Abstract

This paper describes MIT UAV Team's full system for Mission 7a of the International Aerial Robotics Competition (IARC). Our system involves a hardware layer and vision, modeling, communication, and planning software layers to herd Roombas in an environment denied of external navigation aids such as GPS or large stationary points of reference. The vision component processes the camera input from a GoPro attached to the aerial vehicle to identify Roombas and gridlines at each frame. These partial observations of the field are combined to create a global model, which allows for vehicle localization and Roomba tracking. Using this model, our vehicle utilizes a heuristic strategy for high-level coordination planning consisting of a finite state machine, where each state is a hard-coded "behavior module".

The Project

The seventh mission of the IARC involves interaction between an aerial vehicle and moving ground robots. In particular, Roombas moving in a noisy trajectory must be guided across one side of a square field within a time constraint all while avoiding four moving obstacles in the field. The interaction of an agent with moving objects in an environment has applications in the use of aerial robots in moving platforms such as ships, trucks, or other air vehicles. There has been extensive previous work on aircraft control and navigation in noisy environments. However, few of these works involve the aerial robot interacting closely with moving objects in the environment. In such cases, determining the position of the aircraft is crucial. Traditionally, the aircraft position is determined using a combination of a global positioning systems (GPS) receiver and an inertial measurement unit (IMU). However, this solution is prone to failure when the GPS signal is weak or unavailable, as in indoor environments. In such cases, the localization task is handled with a vision system combined with other on-board sensors.These methods, such as Simultaneous Localization and Mapping (SLAM), generally rely on large stationary points of reference such as walls.

In our work, we are constrained with an environment denied of all external navigation aids except for gridlines on the field. As such, we introduce a localization method based on gridline tracking which allows the aircraft to build a global model of the field from frame-level observations. Our localization and mapping method is combined with a heuristic strategy for high-level coordination planning to complete Mission 7a of the IARC.

The Mission

The arena consists of a 20-by-20 meter field with three red sides and one green side. The entire field contains gridlines that divide the field into 400 one-by-one meter squares. The UAV hovers near one of the corners of the arena at the start of the game. During the mission, it cannot hover above three meters from the ground nor leave the arena for more than five seconds.

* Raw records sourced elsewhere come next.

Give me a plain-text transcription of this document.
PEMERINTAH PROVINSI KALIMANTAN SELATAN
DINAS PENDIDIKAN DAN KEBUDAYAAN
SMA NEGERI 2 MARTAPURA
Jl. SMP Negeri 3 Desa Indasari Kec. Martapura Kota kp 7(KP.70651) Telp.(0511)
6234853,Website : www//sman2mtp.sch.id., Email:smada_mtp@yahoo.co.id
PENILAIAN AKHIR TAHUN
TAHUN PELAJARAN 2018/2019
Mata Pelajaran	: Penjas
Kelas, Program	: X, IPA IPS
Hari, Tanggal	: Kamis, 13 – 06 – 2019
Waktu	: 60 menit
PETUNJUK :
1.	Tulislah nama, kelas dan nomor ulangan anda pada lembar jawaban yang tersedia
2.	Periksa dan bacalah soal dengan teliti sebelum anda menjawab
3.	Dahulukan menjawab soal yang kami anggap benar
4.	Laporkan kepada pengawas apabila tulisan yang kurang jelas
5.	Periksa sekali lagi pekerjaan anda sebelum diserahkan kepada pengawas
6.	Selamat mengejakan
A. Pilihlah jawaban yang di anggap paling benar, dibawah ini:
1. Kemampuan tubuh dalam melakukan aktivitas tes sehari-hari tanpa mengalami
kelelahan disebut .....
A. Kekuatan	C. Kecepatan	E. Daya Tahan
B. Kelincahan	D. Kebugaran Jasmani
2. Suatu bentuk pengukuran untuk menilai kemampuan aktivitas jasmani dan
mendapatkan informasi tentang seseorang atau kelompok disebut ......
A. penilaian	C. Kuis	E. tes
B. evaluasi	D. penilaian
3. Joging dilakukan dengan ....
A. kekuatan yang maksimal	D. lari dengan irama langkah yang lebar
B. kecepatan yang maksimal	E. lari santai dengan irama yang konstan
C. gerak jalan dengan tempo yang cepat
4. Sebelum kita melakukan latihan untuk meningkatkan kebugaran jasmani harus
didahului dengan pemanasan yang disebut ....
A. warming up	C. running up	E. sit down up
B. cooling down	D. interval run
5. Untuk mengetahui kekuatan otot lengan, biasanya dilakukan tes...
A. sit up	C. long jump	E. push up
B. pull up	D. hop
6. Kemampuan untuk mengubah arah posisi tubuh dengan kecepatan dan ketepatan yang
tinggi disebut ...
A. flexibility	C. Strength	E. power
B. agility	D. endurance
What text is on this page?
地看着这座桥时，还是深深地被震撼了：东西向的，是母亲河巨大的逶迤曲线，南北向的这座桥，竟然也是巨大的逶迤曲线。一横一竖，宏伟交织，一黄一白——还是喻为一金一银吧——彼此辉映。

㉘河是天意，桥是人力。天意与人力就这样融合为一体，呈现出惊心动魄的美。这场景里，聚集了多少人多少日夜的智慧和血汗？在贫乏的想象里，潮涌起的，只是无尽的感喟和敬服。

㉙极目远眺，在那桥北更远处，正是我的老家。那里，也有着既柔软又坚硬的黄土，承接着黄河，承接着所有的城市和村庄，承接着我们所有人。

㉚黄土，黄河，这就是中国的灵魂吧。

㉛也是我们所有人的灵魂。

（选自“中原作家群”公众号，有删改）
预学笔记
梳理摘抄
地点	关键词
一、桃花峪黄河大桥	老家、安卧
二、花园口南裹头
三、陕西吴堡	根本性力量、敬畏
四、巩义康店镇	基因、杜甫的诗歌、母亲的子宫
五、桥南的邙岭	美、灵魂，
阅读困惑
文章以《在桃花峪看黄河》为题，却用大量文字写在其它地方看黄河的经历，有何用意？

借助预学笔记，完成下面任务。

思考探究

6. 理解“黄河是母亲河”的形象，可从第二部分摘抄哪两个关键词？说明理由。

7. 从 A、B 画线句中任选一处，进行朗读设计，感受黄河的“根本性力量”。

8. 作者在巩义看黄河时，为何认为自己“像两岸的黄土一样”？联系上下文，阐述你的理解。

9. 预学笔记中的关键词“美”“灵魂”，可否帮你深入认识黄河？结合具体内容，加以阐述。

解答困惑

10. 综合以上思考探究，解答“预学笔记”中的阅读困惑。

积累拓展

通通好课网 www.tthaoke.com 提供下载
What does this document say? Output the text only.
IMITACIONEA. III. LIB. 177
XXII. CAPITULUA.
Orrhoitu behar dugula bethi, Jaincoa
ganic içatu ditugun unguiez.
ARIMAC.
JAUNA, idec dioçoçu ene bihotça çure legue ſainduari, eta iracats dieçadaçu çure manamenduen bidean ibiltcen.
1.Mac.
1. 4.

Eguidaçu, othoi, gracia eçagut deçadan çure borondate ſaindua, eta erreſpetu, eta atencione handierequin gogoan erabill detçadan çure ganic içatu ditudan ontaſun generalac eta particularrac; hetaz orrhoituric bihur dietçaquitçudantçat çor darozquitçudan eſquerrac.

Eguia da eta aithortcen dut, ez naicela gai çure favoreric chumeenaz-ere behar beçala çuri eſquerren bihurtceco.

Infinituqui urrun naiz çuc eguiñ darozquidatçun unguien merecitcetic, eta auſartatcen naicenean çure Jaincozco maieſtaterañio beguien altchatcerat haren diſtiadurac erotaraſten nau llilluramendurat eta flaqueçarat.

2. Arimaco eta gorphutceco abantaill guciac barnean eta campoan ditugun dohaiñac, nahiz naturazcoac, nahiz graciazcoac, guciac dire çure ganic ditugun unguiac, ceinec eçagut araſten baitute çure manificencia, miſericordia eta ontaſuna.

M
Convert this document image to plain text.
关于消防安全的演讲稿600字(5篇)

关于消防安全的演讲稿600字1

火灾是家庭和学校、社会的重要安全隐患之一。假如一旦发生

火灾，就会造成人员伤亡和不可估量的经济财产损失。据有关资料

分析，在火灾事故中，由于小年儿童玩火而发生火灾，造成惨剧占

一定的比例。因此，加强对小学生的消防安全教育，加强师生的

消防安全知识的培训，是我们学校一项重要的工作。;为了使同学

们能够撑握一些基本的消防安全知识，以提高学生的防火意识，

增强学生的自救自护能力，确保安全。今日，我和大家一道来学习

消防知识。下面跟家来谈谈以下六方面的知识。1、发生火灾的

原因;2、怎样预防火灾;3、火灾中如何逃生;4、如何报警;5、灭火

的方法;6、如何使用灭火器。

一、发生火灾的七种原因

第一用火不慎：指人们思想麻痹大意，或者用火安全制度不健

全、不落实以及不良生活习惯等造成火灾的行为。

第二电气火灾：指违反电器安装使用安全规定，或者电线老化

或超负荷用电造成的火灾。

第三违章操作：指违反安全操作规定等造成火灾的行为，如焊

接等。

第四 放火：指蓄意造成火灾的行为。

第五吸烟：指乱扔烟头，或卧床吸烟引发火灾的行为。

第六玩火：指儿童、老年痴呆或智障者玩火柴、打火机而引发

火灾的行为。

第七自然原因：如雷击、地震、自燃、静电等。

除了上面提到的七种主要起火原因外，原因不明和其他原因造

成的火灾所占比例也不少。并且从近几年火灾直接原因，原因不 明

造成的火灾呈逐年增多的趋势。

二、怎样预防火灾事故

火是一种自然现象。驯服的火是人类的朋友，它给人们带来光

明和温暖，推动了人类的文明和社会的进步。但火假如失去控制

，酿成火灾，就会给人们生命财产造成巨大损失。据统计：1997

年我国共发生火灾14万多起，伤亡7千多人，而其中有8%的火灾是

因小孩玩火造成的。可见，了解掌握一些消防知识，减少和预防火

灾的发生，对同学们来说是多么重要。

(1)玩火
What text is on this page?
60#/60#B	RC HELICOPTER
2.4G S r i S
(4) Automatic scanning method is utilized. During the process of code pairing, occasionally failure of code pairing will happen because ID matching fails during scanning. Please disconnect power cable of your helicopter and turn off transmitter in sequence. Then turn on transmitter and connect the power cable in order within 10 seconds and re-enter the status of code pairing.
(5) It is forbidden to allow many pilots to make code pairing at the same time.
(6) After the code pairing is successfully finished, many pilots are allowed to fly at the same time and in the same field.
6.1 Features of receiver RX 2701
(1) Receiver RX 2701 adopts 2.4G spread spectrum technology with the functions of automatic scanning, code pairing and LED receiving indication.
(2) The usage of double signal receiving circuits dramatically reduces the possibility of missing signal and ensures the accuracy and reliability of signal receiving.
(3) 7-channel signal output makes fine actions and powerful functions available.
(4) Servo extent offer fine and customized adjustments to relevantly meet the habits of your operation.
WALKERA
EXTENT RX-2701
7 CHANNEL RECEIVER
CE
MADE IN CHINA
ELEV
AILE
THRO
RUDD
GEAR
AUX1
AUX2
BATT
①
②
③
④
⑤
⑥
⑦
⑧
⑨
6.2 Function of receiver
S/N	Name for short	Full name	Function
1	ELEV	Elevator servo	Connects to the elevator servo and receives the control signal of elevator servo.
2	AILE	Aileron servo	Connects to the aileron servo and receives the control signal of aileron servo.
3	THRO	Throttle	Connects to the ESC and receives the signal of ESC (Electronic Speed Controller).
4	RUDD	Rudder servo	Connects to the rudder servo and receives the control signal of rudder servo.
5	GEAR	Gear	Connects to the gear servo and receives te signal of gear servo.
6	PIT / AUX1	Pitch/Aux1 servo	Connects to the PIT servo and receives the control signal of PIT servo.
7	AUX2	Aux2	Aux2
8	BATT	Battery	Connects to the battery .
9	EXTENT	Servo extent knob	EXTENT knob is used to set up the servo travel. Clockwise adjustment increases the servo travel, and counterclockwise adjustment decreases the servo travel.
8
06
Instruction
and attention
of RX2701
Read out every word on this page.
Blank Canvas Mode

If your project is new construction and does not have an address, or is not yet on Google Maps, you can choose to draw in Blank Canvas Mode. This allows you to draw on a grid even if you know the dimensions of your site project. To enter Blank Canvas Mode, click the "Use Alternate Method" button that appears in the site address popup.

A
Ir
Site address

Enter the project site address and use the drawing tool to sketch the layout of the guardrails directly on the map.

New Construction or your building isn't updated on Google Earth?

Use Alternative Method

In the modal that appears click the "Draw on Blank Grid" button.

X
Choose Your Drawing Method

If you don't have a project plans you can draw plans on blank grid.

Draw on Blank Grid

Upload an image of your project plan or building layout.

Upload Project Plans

There are 10 Roombas initially placed around the center of the arena facing outwards. Every 5 seconds, a trajectory noise of <= +- 20 degrees is added independently to each Roomba, and every 20 seconds, all of the Roombas rotate 180 degrees. Otherwise, the Roombas move in a straight line at 0.33 meters per second.

In addition to these 10 Roombas, which the UAV must herd, there are also four obstacle Roombas with large poles of varying length on top that the UAV must avoid. The obstacle Roombas are placed 5 meters from the center, and all travel clockwise in a fixed circular motion.

The mission consists of autonomously herding the 10 Roombas with a UAV across the green side of the arena. The UAV acts on a Roomba by tapping the top of the Roomba to move it 45 degrees clockwise. Additionally, the UAV can also land in front of a Roomba, which activates the Roomba's collision sensor, turning it 180 degrees. The task of the UAV is to herd at least seven Roombas across the green side of the arena within 10 minutes

The System

Hardware

Solo 3DR quadcopter with gimbal, optical flow, and laser rangefinder.

Vision

Custom and classical machine vision techniques to identify gridlines and roombas.

Modeling

Persistent state belief updating based on vision's estimates.

Communications

Tapping/landing/movement control with IMU integration.

Planning

Heuristical algorithms to direct movement based on Modeling's estimates.

Hardware

The hardware and communication systems are based off of the 3DR Solo Drone. Rather than building a custom hardware and communication solution, we opted to use the Solo based on reliability of the Pixhawk, strength of the open-source community, and familiarity with ArduPilot, the autopilot firmware. In addition to the Solo Gimbal and GoPro, we equipped the Solo with a LIDAR Lite optical rangefinder, a PX4Flow sensor, and a kill switch.

The flight controller used onboard the Solo is the latest stable developer release of the quadcopter version of ArduPilot - ArduCopter PX4-quad version 3.4.0. The Solo uses a Pixhawk 2 to run ArduCopter onboard. The Mavlink protocol is supported by this software, which is used to send and receive information between the groundstation and the quadcopter's autopilot. Through Mavlink, data such as the quadcopter's current yaw angle, its arming state, and its local position are accessible. Additionally, commands can be sent through Mavlink to instruct the quadcopter to takeoff, land, navigate to a position, and more. The open-source ArduPilot community is very active, and this year was particularly advantageous to use the Solo as much work was done on GPS-denied navigation.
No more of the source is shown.